Like every year the “Current State of Icinga” by Bernd was held in front of full house. He started with a short introduction to Icinga including the workflow which results in “Icinga makes you happy”. Afterwards to start with technical things he looked into the big changes Icinga 2.11 brought with a new network stack, high availability for more features and a new process handling not only helping with containers. Icinga 2.7 brought more translations, markdown support, jQuery 3, modernized styling for forms and lists, color blind theme and improvements for module developers. The vSphere module provides now an Import Source for Director, no code depenency on the Director and some UI improvements. The latest version of Director has also more translation, support for scheduled downtimes and sync previews. The BP Modelling (formerly Business Process Modul) has now drag & drop, export and import and breadcrumbs to make the UI more usable. As the first new feature he introduced the Windows monitoring Christian gave a detailed talk earlier today. Icinga for AWS was an improvement to the one only providing a simple import source for Director which adds support for multiple sources, some property modifiers and sync previews. Icinga Module for Jira includes an Issue overview, Jira notification via Director integration and custom workflows you can create from Icinga Web 2. Icinga DB as replacement for IDO is decoupling status and historic data using Redis and in a demo the new monitoring module based on it was also shown including all the visual improvements. Pull requests are already merged and will be part of the next releases and new things are available separately. The next update you can get on IcingaConf in Amsterdam on May 12 – 14, 2020.

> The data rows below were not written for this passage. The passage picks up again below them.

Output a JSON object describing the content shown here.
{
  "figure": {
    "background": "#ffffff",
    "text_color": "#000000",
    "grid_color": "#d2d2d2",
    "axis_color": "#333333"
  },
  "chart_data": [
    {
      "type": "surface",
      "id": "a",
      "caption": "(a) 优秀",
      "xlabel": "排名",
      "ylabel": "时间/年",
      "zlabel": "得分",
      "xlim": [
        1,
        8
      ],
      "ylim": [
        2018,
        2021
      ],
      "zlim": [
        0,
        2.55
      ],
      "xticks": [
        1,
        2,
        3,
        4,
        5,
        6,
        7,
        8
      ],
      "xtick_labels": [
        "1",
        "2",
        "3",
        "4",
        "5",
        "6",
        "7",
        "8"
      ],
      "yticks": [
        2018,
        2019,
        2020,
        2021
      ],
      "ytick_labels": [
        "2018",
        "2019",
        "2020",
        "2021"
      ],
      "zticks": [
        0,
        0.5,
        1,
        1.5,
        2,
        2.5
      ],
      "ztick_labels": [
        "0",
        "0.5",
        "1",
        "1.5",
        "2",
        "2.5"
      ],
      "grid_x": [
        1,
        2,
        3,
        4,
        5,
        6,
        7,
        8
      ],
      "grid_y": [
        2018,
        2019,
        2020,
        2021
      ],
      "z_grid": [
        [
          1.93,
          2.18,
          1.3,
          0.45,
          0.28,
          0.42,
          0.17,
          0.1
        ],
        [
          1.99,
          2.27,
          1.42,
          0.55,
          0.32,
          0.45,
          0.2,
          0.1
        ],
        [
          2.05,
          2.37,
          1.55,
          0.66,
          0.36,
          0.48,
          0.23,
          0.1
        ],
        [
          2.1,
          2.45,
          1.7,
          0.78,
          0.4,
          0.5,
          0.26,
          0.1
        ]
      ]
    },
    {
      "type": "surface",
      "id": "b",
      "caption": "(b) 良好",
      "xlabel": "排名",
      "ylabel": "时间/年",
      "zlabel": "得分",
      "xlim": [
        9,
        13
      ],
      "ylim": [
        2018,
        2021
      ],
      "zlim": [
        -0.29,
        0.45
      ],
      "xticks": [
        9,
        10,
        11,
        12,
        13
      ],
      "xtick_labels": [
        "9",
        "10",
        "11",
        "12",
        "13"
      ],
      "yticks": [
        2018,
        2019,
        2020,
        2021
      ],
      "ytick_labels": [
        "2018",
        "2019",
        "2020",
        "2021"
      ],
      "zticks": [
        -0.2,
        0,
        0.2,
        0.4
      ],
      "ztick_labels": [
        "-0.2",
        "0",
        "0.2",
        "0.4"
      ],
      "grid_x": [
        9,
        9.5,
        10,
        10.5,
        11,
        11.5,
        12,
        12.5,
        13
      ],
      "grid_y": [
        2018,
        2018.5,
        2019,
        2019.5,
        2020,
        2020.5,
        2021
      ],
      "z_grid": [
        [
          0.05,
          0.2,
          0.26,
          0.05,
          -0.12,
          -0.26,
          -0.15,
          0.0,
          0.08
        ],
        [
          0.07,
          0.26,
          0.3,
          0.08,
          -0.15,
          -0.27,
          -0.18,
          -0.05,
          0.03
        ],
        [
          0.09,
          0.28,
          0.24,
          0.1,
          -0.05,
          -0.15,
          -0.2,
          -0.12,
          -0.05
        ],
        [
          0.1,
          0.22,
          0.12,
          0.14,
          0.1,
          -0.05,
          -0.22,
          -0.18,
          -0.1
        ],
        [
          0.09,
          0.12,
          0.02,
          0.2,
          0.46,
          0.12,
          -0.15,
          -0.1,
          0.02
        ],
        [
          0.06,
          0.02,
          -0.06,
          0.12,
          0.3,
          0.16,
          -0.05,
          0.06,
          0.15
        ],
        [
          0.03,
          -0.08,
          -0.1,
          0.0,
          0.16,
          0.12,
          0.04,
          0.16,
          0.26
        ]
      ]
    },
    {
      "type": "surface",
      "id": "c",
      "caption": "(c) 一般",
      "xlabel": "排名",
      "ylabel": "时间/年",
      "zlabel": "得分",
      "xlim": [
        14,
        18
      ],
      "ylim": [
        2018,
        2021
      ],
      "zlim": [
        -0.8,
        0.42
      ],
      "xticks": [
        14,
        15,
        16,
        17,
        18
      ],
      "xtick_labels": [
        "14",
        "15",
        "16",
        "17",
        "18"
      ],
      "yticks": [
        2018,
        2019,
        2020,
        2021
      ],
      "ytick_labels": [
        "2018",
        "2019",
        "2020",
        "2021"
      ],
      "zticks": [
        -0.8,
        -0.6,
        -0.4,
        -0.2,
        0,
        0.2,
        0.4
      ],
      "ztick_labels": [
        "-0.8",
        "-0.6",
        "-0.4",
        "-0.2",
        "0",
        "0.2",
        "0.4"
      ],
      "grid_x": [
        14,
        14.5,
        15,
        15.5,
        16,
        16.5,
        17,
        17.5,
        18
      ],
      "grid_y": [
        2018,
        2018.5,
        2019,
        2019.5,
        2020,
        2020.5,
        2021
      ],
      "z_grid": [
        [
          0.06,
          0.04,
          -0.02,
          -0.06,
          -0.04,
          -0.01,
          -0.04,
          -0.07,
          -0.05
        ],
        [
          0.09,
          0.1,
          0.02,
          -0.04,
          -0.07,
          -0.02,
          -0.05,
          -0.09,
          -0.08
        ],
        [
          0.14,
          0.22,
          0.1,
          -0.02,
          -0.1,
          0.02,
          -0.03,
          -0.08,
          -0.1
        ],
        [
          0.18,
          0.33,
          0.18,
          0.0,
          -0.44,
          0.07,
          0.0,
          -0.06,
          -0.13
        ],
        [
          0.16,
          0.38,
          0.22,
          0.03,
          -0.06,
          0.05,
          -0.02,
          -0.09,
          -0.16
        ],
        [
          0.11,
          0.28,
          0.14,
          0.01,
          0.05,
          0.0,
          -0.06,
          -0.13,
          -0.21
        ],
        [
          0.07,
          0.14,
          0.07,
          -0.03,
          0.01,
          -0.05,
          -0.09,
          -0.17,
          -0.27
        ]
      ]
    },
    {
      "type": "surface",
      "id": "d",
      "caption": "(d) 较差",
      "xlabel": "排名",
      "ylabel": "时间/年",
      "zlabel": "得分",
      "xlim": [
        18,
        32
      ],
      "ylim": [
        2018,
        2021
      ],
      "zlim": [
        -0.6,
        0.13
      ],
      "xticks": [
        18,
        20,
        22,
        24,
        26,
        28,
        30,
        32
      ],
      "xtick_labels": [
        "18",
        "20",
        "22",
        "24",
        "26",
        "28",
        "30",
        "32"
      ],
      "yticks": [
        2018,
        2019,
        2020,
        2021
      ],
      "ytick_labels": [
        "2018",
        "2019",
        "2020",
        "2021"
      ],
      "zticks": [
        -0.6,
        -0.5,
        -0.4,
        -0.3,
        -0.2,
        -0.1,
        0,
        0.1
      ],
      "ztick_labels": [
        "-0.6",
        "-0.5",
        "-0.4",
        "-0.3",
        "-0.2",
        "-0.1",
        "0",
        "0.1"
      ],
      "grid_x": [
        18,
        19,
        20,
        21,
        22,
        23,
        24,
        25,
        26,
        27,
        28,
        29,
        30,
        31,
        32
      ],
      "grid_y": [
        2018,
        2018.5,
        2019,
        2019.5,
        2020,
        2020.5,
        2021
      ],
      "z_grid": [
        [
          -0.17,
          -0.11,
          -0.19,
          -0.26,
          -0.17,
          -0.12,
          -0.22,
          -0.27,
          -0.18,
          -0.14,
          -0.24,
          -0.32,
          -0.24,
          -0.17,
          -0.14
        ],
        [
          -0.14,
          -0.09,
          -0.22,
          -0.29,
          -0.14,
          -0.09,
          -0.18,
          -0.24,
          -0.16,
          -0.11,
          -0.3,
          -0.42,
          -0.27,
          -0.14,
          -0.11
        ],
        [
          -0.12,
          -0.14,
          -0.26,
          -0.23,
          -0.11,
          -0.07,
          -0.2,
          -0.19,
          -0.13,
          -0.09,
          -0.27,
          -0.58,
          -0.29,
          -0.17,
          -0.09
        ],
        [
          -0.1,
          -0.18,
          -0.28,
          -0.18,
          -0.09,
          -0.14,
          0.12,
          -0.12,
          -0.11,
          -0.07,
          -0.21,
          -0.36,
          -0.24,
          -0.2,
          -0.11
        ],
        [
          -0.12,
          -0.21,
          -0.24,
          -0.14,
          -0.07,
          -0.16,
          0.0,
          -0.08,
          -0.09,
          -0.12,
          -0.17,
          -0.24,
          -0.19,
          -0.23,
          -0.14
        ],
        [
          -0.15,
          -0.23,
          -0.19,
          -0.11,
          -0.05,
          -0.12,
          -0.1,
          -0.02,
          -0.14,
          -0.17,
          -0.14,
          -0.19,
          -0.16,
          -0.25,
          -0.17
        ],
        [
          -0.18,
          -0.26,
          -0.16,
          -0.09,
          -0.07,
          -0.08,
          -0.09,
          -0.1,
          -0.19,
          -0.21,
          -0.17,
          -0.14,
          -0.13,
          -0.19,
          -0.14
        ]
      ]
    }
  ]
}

As last topic a open discussion about Code of Conducts suggested and moderated by Stefan Lange took place.
Pictures are taken from several twitter users tagging them with OSMC. Thanks for providing them, expect some better ones from my colleagues from the events and marketing teams. I hope you enjoyed my report for day 1 while I am heading over to the social event at the Loftwerk and try to have at least a short talk to everyone. Day 2 will be covered tomorrow evening.